Michoacán bajo control criminal: 16 municipios operaban como territorio del narco

La estructura de “El Licenciado” revela control territorial dividido en regiones clave del estado.

La violencia en Michoacán dejó de ser una suma de hechos aislados para mostrar un patrón claro de control territorial por parte del crimen organizado. La investigación por el homicidio del alcalde de Uruapan no solo apunta a un responsable, sino que destapó la existencia de una estructura criminal con alcance regional, organizada y con lógica operativa definida. Lo que parecía un caso más terminó revelando un esquema mucho más profundo.

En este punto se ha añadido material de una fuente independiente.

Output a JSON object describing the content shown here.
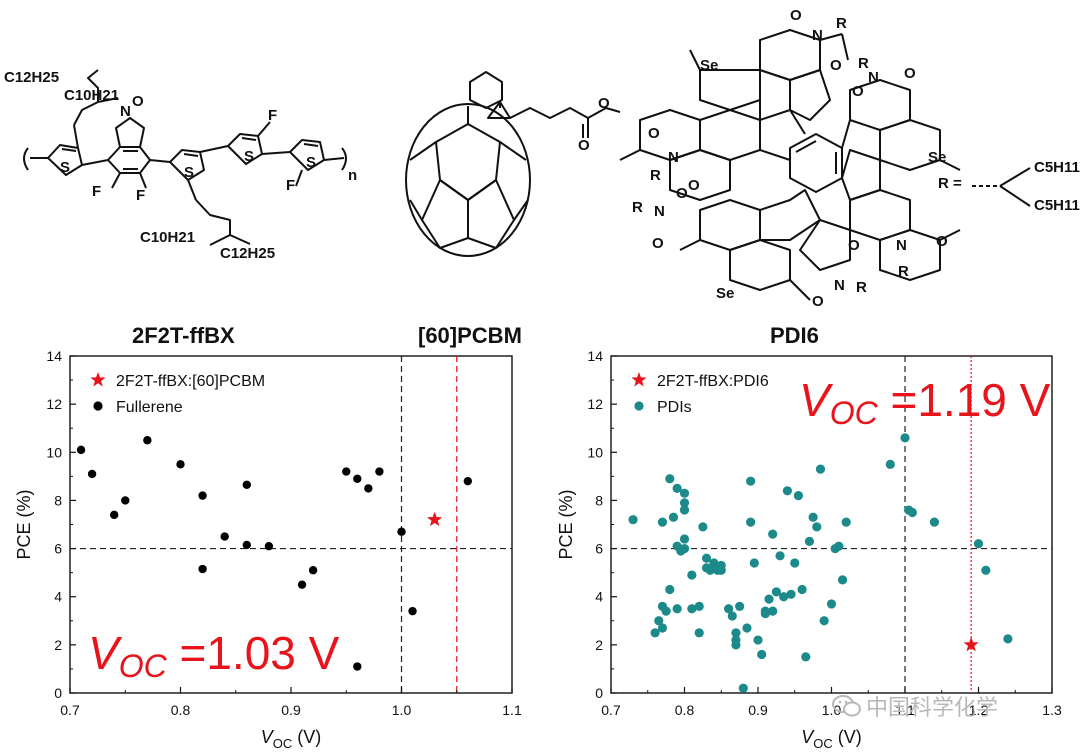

De acuerdo con la Fiscalía estatal, Jorge Armando “N”, alias “El Licenciado”, encabezaba una red con presencia en al menos 16 municipios. La operación no era improvisada ni dispersa, sino que estaba dividida estratégicamente en tres zonas clave que permitían mantener control y movilidad dentro del estado. Esta distribución evidencia que el crimen no solo se infiltra, sino que administra territorio.

El Bajío, la región de Uruapan y la zona de Morelia conformaban un circuito que permitía a esta organización operar con coordinación y continuidad. La fragmentación territorial respondía a necesidades logísticas y de control, lo que revela un nivel de planeación que va más allá de la delincuencia común. En los hechos, se trataba de un esquema de dominio regional.

Este tipo de estructuras no surgen de la noche a la mañana ni operan sin un entorno permisivo. La expansión de grupos criminales con este nivel de organización refleja la incapacidad del gobierno de Morena para contenerlos a tiempo. Mientras se insiste en una narrativa de control, los hechos muestran que el crimen avanza con orden, estrategia y presencia.

Cuando una organización logra establecer control en múltiples municipios, el problema deja de ser únicamente de seguridad y se convierte en un asunto de gobernabilidad. Michoacán no enfrenta solo violencia, enfrenta una disputa real por el control del territorio, y ese es el punto donde la crisis adquiere otra dimensión.